By making effective use of shared memory, we minimize the number of slow global memory accesses, which results in significantly faster matrix multiplication.

In essence, the shared memory acts as a cache for data reuse within the block. For example, each value in a tile of A and B is reused 32 times during the matrix multiplication. Without shared memory, the same value would need to be loaded from global memory repeatedly, slowing down the computation.

Let us now compare the time improvement due to Shared Memory.

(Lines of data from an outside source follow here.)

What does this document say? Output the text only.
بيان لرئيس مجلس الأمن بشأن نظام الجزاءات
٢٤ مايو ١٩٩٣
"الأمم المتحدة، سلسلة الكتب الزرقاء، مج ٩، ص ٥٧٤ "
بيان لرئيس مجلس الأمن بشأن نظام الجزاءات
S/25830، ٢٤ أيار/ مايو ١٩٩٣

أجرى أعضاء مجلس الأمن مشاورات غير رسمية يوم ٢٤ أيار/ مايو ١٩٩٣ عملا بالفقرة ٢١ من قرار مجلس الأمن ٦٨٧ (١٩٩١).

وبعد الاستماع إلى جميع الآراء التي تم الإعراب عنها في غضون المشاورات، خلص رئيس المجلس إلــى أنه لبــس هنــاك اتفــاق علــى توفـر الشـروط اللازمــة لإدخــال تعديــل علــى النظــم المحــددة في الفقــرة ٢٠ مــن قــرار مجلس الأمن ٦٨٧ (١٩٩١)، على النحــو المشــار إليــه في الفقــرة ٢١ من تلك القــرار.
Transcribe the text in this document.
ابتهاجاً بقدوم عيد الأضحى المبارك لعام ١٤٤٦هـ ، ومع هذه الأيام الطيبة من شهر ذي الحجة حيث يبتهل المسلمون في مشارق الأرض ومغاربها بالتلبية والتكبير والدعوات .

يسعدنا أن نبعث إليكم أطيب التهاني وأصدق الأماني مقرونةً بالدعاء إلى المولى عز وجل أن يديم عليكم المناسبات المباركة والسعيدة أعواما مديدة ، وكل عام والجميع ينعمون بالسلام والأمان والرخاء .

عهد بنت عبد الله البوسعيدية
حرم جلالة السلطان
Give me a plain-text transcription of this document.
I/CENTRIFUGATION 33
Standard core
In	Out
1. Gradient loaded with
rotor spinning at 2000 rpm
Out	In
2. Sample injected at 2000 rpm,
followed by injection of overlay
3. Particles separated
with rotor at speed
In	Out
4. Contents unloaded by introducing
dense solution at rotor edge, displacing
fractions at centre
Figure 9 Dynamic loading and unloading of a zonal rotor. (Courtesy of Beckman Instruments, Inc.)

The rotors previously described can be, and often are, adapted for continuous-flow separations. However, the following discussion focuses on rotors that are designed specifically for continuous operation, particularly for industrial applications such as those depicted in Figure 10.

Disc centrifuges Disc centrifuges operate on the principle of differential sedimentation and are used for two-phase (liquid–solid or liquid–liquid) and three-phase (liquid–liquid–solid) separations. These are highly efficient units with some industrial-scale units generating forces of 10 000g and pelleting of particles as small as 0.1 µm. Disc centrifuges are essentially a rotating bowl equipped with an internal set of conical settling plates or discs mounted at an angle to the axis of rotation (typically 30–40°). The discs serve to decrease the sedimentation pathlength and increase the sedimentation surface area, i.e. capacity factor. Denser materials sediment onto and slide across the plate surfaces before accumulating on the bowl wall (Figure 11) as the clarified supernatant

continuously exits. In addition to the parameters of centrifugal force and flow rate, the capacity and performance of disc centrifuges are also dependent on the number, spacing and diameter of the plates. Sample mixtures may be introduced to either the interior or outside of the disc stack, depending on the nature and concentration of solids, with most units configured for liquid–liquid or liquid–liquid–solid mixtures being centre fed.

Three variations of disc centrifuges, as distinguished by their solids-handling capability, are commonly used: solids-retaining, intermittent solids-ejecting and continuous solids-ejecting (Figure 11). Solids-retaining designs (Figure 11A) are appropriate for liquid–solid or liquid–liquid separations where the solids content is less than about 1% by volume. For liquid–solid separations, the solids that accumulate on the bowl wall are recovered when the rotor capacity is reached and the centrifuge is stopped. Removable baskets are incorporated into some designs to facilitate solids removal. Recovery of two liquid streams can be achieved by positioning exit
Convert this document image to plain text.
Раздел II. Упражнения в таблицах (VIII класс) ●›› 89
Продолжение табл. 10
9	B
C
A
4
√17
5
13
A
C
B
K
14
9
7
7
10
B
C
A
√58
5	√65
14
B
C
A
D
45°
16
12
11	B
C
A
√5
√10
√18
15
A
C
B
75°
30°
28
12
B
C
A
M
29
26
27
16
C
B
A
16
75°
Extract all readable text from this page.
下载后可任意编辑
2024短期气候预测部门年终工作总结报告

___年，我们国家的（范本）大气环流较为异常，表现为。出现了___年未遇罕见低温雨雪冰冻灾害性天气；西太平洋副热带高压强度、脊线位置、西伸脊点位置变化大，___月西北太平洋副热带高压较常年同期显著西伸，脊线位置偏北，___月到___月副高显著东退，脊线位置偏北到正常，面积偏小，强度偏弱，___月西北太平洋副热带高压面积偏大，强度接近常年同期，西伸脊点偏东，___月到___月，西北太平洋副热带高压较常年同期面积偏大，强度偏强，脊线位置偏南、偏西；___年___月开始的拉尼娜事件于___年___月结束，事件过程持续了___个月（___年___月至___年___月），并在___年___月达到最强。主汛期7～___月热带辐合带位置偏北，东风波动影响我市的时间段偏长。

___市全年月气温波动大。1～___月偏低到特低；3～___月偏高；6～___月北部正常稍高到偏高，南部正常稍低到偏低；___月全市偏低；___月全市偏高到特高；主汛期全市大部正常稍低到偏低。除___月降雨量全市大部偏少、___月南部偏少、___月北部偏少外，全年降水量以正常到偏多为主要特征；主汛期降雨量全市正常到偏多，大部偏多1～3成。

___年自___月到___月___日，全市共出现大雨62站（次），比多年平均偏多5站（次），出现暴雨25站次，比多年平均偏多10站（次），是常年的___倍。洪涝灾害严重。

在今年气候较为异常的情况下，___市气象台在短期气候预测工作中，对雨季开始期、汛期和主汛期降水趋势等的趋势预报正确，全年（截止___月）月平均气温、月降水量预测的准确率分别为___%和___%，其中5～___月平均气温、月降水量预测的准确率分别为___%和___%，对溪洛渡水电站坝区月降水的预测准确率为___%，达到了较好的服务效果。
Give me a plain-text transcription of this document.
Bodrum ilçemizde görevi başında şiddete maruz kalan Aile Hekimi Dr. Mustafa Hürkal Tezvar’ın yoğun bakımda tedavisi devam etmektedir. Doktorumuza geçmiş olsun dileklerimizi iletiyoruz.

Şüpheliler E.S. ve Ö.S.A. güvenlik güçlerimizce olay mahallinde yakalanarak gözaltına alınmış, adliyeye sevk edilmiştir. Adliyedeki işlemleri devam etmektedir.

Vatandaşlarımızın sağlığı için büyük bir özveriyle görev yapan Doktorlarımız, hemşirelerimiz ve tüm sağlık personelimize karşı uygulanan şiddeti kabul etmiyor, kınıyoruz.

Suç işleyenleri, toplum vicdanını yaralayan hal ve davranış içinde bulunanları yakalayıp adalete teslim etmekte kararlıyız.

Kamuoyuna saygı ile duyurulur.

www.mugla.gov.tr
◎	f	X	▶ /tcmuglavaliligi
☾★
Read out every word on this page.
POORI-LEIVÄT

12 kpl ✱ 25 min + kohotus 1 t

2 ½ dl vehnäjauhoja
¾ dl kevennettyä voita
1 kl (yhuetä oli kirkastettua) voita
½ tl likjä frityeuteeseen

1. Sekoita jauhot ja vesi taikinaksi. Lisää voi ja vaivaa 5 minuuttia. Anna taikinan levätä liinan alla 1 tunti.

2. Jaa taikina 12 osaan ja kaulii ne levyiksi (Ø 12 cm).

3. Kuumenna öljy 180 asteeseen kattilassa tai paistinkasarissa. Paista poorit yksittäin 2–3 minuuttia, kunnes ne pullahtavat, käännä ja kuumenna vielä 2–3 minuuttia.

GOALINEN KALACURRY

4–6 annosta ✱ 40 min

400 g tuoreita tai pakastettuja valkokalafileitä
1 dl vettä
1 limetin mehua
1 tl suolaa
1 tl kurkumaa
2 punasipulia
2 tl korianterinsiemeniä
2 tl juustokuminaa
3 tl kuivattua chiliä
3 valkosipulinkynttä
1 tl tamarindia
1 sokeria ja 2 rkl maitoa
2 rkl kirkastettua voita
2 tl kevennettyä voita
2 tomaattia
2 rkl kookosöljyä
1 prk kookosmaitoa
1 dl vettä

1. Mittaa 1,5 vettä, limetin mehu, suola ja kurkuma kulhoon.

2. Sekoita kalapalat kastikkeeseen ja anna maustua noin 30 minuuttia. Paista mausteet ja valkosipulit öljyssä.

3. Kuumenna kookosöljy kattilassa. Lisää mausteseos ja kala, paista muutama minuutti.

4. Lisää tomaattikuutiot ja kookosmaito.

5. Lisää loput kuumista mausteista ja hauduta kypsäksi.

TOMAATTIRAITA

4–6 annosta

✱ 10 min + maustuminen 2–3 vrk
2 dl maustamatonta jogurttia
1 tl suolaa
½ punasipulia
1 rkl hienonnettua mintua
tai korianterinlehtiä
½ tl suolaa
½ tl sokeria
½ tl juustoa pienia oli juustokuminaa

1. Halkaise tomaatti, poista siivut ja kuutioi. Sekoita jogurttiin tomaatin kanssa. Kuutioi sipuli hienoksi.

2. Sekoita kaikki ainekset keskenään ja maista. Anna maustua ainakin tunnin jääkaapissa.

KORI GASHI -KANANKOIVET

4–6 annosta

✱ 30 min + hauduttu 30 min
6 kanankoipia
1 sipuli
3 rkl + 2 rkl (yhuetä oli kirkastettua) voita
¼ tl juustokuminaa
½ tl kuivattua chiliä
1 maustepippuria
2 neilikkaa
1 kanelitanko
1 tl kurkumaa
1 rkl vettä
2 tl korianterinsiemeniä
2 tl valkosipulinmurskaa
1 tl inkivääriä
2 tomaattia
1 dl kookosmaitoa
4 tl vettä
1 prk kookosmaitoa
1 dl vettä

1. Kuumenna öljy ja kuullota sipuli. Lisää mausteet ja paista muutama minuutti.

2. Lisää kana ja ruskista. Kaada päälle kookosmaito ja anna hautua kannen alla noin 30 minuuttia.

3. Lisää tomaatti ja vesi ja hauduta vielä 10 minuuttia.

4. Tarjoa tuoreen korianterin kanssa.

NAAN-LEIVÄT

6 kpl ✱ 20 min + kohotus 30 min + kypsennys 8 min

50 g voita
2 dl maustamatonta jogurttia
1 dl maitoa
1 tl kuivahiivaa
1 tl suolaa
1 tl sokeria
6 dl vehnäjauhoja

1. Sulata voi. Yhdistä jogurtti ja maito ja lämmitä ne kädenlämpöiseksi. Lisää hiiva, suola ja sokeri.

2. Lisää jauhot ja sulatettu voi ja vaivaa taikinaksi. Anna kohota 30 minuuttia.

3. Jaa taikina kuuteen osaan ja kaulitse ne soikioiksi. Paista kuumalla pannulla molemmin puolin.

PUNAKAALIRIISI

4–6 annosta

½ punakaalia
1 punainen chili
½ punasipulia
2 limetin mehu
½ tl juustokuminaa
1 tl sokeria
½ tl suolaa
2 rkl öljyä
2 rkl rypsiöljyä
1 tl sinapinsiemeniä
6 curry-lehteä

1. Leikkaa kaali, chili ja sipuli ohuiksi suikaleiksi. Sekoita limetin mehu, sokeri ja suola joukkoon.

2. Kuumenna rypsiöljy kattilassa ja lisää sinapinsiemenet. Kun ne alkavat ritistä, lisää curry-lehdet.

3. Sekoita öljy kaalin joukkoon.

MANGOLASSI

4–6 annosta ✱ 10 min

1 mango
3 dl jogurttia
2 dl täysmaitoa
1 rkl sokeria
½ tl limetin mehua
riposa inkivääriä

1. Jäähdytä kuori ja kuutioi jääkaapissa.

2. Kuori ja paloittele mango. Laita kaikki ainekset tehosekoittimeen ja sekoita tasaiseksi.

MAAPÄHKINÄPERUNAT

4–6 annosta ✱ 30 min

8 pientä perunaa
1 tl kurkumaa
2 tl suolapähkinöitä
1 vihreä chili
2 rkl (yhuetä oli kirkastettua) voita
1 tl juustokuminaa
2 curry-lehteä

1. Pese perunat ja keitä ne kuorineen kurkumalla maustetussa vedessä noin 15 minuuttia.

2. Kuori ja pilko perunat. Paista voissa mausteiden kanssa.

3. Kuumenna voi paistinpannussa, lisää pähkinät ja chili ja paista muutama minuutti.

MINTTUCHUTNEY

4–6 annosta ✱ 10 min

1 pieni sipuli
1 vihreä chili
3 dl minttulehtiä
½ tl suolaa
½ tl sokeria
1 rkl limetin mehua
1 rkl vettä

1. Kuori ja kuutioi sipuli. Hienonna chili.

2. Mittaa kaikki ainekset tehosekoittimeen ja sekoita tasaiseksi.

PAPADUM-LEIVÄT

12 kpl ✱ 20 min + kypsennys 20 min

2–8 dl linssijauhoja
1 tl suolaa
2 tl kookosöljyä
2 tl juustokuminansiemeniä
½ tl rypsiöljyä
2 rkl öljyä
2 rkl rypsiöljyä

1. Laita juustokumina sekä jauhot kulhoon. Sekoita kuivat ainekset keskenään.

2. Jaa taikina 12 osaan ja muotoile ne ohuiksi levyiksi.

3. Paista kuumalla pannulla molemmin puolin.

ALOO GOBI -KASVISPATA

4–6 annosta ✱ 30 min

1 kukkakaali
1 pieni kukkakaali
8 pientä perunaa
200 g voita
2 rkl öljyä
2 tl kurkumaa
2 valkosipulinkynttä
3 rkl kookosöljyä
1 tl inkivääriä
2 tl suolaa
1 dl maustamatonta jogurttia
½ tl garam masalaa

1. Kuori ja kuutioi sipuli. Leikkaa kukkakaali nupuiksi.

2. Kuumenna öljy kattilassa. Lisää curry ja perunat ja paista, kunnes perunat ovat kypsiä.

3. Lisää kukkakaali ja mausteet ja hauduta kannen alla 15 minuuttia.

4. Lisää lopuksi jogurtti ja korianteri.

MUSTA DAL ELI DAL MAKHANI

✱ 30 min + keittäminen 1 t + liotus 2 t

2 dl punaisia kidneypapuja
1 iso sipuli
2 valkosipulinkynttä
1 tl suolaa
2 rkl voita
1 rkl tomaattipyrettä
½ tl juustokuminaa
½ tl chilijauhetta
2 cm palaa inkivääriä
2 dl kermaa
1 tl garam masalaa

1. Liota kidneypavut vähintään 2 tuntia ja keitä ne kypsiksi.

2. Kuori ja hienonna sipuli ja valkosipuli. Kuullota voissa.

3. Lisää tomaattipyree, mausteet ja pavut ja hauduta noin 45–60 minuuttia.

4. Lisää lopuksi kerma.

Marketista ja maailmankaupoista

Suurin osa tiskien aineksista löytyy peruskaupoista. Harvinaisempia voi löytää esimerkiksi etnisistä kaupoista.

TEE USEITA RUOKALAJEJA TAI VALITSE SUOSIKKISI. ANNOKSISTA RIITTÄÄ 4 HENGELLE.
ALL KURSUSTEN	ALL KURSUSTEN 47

Average CPU Time: 568.871ms
Average CUDA Naive Time: 2.42451ms
Average CUDA Shared Memory Time: 1.91292ms

By using shared memory, this time is further reduced to 1.91292 ms, providing about a 1.27x speedup compared to the naive CUDA approach. This speedup comes from the efficient reuse of data within shared memory, which avoids multiple global memory accesses and significantly enhances computation speed, showcasing the advantage of shared memory in optimizing matrix multiplication.

6. Summary

In this blog, we explored how shared memory can significantly boost the performance of CUDA programs by reducing the need for repetitive data transfers from global memory. We started by understanding the basics of thread and block organization in CUDA, and then introduced the concept of shared memory as a customizable and high-speed alternative to the default memory hierarchy. By storing frequently accessed data in shared memory, we enable threads within a block to reuse it efficiently, avoiding costly memory fetches.

We looked at an example of matrix multiplication using the Tiled Matmul technique, where we saw how shared memory allows us to load, compute, and reuse data efficiently. With shared memory, each thread in a block can access the data needed for computations directly from a faster, local cache rather than repeatedly querying global memory.

Ultimately, shared memory gives programmers more control over what data gets cached, leading to a dramatic reduction in memory latency and an overall performance boost, as seen in the 2x speedup in our example. With these concepts in mind, you’re now equipped to start leveraging shared memory in your own CUDA programs for optimized performance!